冬季土壤呼吸能释放生长季所固存的碳, 因而在陆地碳循环中占有重要地位。随着全球气候变暖, 平均地表温度将升高0.3-4.8 ℃, 且冬季增温更加明显, 而温度的升高会促进更多CO2的释放。另外, 滨海湿地地下水位浅, 淡咸水交互作用明显, 增温能引起土壤表层盐分升高, 从而影响土壤呼吸。该研究以黄河三角洲滨海湿地为研究对象, 采用红外辐射加热器模拟增温, 研究了该地区非生长季土壤呼吸的日动态及季节动态, 同时探讨了土壤呼吸对环境因子的响应机制。结果显示: 日动态中, 增温与对照的土壤呼吸速率变化趋势一致, 为单峰曲线; 在平均日变化中, 整个非生长季不同处理的土壤呼吸速率无显著差异, 而土壤温度和土壤盐分均为增温大于对照, 并且土壤呼吸峰值时间均比土壤温度提前。季节动态中, 整个研究期分为非盐分限制阶段(2014年11月-2015年2月中旬)和盐分限制阶段(2015年2月中旬-2015年4月)。在整个非生长季, 土壤呼吸速率无显著差异; 在非盐分限制阶段, 当10 cm土壤温度升高4.0 ℃时, 土壤呼吸速率显著提高22.9%, 而土壤呼吸温度敏感性系数(Q10)与对照相比有所降低; 在盐分限制阶段, 尽管土壤温度升高3.3 ℃, 土壤呼吸速率却降低了20.7%, 这可能是由于增温引起了土壤盐分的升高, 同时由增温引起的土壤含水量的升高在一定程度上也限制了土壤呼吸, 而此阶段增温对Q10无显著影响。因此, 在滨海湿地中, 增温除了直接影响土壤温度, 还可通过影响土壤水盐状况来影响土壤呼吸, 进而影响滨海湿地土壤碳库。

关键词: 增温 ; 土壤呼吸 ; 非生长季 ; 土壤盐分含量 ; 滨海湿地 ; 黄河三角洲

Abstract

Aims Winter soil respiration plays a crucial role in terrestrial carbon cycle, which could lose carbon gained in the growing season. With global warming, the average near-surface air temperatures will rise by 0.3 to 4.8 °C. Winter is expected to be warmer obviously than other seasons.
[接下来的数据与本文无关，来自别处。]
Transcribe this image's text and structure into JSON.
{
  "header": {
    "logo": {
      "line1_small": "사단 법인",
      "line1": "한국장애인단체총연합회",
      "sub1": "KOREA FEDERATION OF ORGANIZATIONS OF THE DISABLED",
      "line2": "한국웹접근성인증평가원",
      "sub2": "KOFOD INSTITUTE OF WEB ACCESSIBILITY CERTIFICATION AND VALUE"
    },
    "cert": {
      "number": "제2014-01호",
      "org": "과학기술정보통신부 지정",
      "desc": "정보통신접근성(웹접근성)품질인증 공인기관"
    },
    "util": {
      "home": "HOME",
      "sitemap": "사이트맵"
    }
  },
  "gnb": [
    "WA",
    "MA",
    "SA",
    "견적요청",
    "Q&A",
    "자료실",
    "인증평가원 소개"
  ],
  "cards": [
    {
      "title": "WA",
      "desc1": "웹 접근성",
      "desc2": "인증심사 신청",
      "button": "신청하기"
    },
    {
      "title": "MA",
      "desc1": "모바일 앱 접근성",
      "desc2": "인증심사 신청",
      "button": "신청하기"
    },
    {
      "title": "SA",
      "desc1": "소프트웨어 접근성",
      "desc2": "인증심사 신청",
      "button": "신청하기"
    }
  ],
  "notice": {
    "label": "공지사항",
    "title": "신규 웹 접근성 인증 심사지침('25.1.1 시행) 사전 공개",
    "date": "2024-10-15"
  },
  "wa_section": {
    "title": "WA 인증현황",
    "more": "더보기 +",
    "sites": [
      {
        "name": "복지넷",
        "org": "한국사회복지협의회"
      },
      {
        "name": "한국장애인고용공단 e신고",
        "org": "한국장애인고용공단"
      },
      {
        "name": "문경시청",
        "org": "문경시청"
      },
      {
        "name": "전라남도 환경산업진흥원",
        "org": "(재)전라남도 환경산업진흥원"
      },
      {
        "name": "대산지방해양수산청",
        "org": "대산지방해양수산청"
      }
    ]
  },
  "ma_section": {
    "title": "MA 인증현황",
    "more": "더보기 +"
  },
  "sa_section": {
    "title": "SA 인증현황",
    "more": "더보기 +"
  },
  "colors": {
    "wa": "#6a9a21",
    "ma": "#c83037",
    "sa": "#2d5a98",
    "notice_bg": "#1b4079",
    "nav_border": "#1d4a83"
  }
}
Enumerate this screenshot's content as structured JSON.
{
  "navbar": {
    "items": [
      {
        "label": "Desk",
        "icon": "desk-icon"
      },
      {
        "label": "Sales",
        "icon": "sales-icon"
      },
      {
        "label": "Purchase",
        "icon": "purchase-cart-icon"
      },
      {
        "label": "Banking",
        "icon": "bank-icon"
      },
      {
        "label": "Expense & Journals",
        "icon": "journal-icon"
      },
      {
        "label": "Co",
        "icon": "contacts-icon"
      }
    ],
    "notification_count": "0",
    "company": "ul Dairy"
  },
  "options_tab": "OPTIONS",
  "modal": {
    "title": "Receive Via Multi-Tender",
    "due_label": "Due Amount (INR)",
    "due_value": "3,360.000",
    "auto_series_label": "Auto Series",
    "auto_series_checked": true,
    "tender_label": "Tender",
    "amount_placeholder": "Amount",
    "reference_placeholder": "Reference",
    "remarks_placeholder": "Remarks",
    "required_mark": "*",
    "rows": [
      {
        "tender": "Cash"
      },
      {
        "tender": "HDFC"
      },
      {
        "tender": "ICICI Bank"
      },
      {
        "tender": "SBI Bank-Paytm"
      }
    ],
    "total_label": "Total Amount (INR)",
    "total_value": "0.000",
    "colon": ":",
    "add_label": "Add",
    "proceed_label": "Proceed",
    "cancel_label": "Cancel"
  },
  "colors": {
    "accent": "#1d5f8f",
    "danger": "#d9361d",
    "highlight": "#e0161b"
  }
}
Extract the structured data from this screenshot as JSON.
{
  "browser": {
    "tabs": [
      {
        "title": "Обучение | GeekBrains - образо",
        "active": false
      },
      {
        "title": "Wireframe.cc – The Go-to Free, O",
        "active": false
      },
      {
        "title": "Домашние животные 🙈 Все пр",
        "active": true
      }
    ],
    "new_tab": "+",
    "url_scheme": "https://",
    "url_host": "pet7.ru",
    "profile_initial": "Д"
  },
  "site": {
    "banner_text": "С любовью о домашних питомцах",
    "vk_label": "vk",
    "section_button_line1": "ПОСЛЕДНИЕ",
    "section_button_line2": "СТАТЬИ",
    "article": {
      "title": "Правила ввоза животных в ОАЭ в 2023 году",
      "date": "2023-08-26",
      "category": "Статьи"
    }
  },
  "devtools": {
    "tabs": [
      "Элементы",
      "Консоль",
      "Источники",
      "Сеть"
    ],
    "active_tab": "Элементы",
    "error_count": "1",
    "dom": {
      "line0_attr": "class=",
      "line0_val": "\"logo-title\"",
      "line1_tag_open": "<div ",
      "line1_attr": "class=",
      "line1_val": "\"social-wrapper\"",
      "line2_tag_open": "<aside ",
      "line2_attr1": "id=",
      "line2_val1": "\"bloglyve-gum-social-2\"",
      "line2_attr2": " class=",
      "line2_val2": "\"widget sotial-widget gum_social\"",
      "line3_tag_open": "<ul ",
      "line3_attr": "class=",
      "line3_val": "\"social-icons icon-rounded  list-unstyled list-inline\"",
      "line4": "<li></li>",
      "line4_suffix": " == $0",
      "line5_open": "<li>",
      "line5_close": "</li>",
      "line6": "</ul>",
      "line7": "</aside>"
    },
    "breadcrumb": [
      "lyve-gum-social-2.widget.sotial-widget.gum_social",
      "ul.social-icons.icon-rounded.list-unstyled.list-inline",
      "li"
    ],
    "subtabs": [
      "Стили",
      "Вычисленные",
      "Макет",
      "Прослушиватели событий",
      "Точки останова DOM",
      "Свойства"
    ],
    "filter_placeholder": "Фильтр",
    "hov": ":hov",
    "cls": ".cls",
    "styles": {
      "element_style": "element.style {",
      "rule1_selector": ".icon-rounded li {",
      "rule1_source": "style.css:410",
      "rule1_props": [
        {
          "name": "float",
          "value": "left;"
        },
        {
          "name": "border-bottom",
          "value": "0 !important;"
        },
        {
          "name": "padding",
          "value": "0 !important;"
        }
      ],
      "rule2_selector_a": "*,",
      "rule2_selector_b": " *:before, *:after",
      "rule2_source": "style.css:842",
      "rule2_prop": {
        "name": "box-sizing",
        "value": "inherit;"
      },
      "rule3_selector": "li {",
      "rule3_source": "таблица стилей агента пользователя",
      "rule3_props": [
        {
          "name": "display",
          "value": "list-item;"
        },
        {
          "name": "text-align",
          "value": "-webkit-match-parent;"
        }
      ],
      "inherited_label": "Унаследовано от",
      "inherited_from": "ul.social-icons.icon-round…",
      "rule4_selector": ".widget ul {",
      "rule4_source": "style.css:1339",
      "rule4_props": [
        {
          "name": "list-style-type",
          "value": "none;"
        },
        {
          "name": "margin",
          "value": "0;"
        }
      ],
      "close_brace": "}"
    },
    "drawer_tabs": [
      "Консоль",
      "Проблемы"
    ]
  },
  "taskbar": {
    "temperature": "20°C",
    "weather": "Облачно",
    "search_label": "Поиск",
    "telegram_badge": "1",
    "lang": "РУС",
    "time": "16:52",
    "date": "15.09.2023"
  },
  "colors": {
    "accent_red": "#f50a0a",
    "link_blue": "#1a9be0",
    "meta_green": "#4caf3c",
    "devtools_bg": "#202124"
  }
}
Thus, the elevated temperature can significantly affect soil respiration. The coastal wetland has shallow underground water level and is affected by the fresh water and salt water. Elevated temperature can cause the increase of soil salinity, and as a result high salinity can limit soil respiration. Our objectives were to determine the diurnal and seasonal dynamics of soil respiration in a coastal wetland during the non-growing season, and to explore the responses of soil respiration to environmental factors, especially soil temperature and salinity.
Methods A manipulative warming experiment was conducted in a costal wetland in the Yellow River Delta using the infrared heaters. A complete random block design with two treatments, including control and warming, and each treatment was replicated each treatment four times. Soil respiration was measured twice a month during the non-growing season by a LI-8100 soil CO2 efflux system. The measurements were taken every 2 h for 24 h at clear days. During each soil respiration measurement, soil environmental parameters were determined simultaneously, including soil temperature, moisture and salinity.
Important findings The diurnal variation of soil respiration in the warming plots was closely coupled with that in the control plots, and both exhibited single-peak curves. The daily soil respiration in the warming was higher than that in the control from November 2014 to January 2015. Contrarily, from March to April 2015. During the non-growing seasons, there were no significant differences in the daily mean soil respiration between the two treatments. However, soil temperature and soil salt content in the warming plots were significantly higher than those in the control plots. The non-growing season was divided into the no salt restriction period (November 2014 to middle February 2015) and salt restriction period (middle February 2015 to April 2015). During non-growing season, soil respiration in the warming had no significant difference compared with that in control. During the no salt restriction period, soil respiration in the warming was 22.9% (p < 0.01) greater than the control when soil temperature at 10 cm depth in warming was elevated by 4.0 °C compared with that in control. However, experimental warming decreased temperature sensitivity of soil respiration (Q10). During salt restriction period, soil warming decreased soil respiration by 20.7% compared with the control although with higher temperature (3.3 °C), which may be attributed to the increased soil salt content (Soil electric conductivity increased from 4.4 ds·m-1 to 5.3 ds·m-1). The high water content can limit soil respiration in some extent. In addition, the Q10 value in the warming had no significant difference compared with that in control during this period. Therefore, soil warming can not only increase soil respiration by elevating soil temperature, but also decrease soil respiration by increasing soil salt content due to evaporation, which consequently regulating the soil carbon balance of coastal wetlands.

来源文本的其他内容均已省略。